Entertainment

“Butter” review

At times, the Midwestern satire “Butter” is almost funny, and in its honor I almost laughed.

“Butter” is a would-be “Best in Show” of the dairy belt, or to be more blunt, it’s another in the bicoastal indie industry’s endless series of self-congratulatory comedies about the alleged dopiness of middle American hicks who do things like read Parade magazine and decorate with flags.

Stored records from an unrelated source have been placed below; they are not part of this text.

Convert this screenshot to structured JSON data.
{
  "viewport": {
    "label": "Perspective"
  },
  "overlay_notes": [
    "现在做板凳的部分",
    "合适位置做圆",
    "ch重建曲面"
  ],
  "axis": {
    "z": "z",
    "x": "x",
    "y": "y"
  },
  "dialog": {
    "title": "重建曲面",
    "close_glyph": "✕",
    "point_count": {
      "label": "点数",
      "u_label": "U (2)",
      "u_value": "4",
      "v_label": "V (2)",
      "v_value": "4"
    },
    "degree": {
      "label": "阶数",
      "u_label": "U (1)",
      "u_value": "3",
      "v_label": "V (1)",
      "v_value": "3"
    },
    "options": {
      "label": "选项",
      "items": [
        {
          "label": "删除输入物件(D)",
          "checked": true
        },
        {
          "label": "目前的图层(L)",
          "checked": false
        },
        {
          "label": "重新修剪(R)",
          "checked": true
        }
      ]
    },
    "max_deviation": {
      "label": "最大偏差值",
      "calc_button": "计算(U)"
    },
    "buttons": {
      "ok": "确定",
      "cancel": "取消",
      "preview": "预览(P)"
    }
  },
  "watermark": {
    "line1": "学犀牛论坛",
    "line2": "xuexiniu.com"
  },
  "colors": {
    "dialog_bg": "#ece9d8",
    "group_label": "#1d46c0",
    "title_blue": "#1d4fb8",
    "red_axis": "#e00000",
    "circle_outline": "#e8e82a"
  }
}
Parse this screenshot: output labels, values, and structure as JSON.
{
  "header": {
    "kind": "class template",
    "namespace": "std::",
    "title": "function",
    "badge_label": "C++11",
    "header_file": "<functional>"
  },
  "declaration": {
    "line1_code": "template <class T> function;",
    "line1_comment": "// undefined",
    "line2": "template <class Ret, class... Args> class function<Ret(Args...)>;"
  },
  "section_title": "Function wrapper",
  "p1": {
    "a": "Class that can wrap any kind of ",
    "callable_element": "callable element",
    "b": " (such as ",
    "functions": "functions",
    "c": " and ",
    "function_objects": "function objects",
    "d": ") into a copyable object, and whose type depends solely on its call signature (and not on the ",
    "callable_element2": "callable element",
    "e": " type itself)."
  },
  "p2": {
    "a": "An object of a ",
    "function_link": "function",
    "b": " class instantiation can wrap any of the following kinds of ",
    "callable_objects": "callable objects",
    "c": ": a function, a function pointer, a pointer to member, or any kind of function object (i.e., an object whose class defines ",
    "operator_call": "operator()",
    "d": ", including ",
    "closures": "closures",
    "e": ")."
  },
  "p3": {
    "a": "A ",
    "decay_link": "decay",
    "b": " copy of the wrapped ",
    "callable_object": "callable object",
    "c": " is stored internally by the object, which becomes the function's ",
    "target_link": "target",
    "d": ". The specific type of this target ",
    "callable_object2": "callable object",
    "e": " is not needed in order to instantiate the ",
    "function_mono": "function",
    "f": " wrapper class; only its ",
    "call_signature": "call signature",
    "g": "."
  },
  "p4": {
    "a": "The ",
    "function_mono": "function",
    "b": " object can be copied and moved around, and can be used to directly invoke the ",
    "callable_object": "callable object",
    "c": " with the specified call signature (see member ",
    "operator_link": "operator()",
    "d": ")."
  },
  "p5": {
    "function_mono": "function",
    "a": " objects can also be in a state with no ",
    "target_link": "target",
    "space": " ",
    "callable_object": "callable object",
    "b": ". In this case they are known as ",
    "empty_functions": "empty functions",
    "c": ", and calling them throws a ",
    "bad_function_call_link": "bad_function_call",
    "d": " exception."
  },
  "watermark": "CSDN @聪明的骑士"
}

A prissy wife (Jennifer Garner) whose husband (Ty Burrell) is a butter-sculpture champ — his campy works include the Passion of the Christ with Neil Diamond as Jesus and Newt Gingrich on horseback — gives the art form a go when he retires. She faces competition for the title from a profanity-spewing hooker (Olivia Wilde) who seduces her husband. Another butter battler is a 10-year-old black girl (Yara Shahidi) who is the film’s voice of reason, up to a point. She says things like, “Are these crackers for real?” No, actually, they aren’t. Not even close.

Garner, whose trademark look of banal vapidity has become a little too convincing over the last decade, mugs incessantly, making her a poor choice for a movie that’s far too broad to begin with. Eyes and cheekbones do not an actress make, though with her inner-tube lips she’s fine for lip-gloss commercials, or maybe doing ads for floatation devices.